Under Liu’s guidance these variations blossomed as he conveyed not only deep engagement and virtuosity, but also a profound insight into the music and its structure. He executed the variations with pianistic fireworks, varied colors, dramatic contrasts, exquisite hesitations and tearfully teasing rubatos. Rachmaninoff skips the repeat of the original theme, keeping it at eight bars, and most of the first ten variations, all in C minor, also running to eight bars, can be considered as a set, many of them reminiscent of Bach.

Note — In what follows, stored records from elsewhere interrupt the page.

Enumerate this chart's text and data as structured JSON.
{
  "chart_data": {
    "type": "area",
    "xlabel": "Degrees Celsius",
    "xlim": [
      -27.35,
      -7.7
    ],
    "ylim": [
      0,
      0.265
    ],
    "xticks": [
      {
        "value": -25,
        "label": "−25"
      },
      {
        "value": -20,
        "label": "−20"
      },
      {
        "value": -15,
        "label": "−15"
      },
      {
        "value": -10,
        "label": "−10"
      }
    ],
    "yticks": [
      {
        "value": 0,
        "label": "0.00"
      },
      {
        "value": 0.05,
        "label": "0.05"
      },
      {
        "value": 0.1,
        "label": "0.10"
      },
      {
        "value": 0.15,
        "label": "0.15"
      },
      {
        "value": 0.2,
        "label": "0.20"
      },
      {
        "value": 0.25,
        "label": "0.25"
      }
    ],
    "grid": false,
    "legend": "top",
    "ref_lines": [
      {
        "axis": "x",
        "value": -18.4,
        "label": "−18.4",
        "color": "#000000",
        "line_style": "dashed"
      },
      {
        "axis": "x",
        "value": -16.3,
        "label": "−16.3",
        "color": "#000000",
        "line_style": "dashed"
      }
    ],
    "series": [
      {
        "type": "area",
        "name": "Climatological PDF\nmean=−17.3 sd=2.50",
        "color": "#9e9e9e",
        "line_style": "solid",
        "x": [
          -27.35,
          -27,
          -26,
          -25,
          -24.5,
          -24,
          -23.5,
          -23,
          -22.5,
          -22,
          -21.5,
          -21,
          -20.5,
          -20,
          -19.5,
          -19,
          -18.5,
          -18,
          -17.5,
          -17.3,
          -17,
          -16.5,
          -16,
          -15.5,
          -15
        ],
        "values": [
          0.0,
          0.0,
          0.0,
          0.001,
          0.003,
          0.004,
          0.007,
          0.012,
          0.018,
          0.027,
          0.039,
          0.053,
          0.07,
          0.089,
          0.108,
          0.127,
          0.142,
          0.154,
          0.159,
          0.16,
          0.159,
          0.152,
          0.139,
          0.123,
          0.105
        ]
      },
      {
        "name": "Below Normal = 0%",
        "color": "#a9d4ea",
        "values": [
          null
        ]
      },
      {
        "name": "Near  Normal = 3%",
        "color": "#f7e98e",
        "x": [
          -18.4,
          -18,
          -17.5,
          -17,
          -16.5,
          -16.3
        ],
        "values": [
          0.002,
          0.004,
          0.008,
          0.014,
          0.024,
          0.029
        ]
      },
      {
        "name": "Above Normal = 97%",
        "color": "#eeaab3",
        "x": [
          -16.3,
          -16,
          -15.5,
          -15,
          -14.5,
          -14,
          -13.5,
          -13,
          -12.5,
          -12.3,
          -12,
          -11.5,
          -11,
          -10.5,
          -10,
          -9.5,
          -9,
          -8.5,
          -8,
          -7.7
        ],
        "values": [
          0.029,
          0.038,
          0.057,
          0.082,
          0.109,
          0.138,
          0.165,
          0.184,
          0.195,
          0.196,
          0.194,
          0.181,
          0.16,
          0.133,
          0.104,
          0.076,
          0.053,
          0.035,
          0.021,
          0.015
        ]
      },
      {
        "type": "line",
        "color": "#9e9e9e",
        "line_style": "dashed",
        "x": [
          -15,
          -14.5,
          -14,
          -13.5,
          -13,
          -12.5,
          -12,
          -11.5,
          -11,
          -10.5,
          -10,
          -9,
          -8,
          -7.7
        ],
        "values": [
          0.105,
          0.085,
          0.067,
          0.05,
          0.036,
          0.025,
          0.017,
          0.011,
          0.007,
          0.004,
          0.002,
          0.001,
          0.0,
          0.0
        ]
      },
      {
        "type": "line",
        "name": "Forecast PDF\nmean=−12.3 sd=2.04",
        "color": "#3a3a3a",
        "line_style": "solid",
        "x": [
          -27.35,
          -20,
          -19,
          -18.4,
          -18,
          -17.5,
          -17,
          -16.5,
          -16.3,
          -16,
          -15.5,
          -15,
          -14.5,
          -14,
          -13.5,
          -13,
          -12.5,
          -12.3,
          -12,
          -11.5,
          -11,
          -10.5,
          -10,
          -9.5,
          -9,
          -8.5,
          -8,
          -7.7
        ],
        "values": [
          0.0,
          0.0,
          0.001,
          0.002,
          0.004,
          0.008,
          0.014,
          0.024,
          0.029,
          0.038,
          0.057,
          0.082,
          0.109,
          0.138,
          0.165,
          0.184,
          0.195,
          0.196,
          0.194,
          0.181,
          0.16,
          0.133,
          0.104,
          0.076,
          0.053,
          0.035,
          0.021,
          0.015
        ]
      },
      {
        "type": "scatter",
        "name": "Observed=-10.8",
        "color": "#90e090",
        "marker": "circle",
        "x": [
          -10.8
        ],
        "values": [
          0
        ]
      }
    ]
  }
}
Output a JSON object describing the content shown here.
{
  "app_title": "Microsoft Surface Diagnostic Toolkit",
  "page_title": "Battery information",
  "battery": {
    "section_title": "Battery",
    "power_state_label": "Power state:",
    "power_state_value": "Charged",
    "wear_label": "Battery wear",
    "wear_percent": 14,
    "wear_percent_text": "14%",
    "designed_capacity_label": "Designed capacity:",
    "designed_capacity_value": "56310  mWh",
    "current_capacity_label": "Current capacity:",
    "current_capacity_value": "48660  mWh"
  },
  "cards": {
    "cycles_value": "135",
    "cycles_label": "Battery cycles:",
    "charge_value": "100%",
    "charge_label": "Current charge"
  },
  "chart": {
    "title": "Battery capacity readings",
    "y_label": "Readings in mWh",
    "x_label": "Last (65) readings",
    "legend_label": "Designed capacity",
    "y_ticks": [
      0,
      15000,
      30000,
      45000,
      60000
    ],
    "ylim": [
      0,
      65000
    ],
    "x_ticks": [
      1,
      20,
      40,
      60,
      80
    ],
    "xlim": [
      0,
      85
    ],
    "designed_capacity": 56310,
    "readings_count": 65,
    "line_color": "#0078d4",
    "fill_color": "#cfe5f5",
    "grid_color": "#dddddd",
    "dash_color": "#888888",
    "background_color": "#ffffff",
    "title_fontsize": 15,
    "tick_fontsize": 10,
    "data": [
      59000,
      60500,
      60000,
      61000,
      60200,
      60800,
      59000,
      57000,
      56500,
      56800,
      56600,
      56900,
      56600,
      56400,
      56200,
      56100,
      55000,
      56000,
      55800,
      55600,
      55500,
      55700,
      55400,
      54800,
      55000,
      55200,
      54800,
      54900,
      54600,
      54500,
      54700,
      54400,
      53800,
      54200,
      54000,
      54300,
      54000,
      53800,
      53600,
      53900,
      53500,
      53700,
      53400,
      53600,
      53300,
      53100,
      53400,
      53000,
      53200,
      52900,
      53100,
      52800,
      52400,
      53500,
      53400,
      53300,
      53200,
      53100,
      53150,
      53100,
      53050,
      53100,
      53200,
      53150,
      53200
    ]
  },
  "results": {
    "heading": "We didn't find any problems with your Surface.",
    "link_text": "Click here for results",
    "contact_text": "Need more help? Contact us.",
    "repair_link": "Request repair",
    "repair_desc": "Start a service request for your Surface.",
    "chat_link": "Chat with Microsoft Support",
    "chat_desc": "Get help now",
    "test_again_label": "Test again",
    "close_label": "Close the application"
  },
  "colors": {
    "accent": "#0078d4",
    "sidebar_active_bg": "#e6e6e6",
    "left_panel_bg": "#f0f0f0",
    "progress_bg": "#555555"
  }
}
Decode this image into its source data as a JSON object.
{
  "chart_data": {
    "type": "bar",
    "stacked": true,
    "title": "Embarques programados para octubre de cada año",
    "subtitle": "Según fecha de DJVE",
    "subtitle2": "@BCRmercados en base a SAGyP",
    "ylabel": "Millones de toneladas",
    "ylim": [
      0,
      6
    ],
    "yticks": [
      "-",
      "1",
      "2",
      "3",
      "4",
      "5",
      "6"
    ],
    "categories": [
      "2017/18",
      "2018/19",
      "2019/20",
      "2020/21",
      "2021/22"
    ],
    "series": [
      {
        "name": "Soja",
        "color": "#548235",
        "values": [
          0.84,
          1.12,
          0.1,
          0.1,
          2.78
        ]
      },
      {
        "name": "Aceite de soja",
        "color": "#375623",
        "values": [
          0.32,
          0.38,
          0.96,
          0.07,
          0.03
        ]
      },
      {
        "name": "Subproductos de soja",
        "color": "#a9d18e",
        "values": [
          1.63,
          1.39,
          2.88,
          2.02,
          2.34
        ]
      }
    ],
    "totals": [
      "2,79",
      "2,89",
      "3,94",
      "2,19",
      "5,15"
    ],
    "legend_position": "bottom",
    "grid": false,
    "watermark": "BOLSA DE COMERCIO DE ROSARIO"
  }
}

The final four variations are longer and could be played as standalones. Var. 19 in A major, takes a striking departure from the previous key, and makes a festive return to the original theme. The presto Var. 20, technically the most challenging, carries echoes of Rachmaninoff’s version of the Flight of the Bumble Bee. Var. 21 (Andante), ethereal, tearful, and full of texture, with several melodies intertwined, allowed MCL to approach something of a summa of his art. Var.22 (Maestoso ) makes for a varied tour de force finale, but MCL replaced the last page with a simple chord (which was indicated as an option by the composer), to end more inwardly. After nearly 20 seconds of rapt silence, he lifted his hands from the keyboard and rose to acknowledge the intense audience response.

Janáček composed his Sonata 1.X.1905, a somber piece in two movements, Foreboding (Con moto) and Death (Adagio), as a tribute to a carpenter named František Pavlík, who was bayoneted to death during a protest in 1905. Janáček worked on two additional movements, but being unhappy with them, he tossed his manuscript into the Moldau River. Later, he lamented about his impulsive action: “And it floated along on the water that day, like white swans.” In Foreboding there is an idealism and longing. Meng-Chieh Liu transmitted the spiritual and the agitated, the contrasts, the starts and stops, and the echoes in the RH and LH. Death’s simple, quiet and mournful motif recurs throughout.

Our journey into death continued with Granados’s Goyescas No. 5 – El amor y la muerte: Balada (Love and Death Ballad). Granados based this suite on paintings of Goya, and there is an actual drawing by this title that depicts a young soldier dying in the arms of his beloved, a sword at his feet. The piano here appears to be a mere extension of the pianist, as the music dissolves from tenderness into passion, into tragedy and despair and pain and back into longing and love. The theme vaguely suggests the “Maiden and the Nightingale” another part of the suite. MCL reveled in the theatrically depressing intensity.

In Après une lecture du Dante: Fantasia quasi sonata from the Années de pèlerinage, Abbe Liszt’s addresses the battle of good and evil as he did in his numerous Mephisto Waltzes, the Totentanz, the Funeral March Sonata, and a host of religious pieces composed in the 1850s. He completed the Dante Sonata in 1849, though he began to develop the theme in 1830. It starts with augmented 4ths, the Devil’s interval, and the first theme arrives in D minor, the key of death… of souls awaiting hell. In contrast, the F-sharp major second theme depicts heaven. The Sonata closes in the hopeful key of D major, exploring the mystery of the afterlife. Meng-Chieh Liu, the perfect interpreter, made much of how refining struggle summons hope. Though technically challenging on so many levels, even more significantly, it demands emotional maturity. It has been said that great art comes from great pain and suffering, and perhaps that is true, for how else to explain this human understanding Liu takes from his personal experience to Liszt’s eventful journey.

Responding to cheers and bouquets, MCL encored with Chopin’s posthumous C-sharp Minor Nocturne, made world famous in the movie “The Pianist.” From his superb phrasing of the melody to the even-though-romantic trills and the pearly ascending and descending scales at the end, and especially in the unexpected tiny pauses that add such poignancy, this high priest of the keyboard left us with a rarefied blessing.

Sibylle Barrasso is a long time piano student of Robert Poli. She has played in piano competitions in Pickman Hall and Chicago, is on the board of directors of the Boston Piano Amateurs Association and has played for audiences in the Boston Symphony Cafe for over ten years.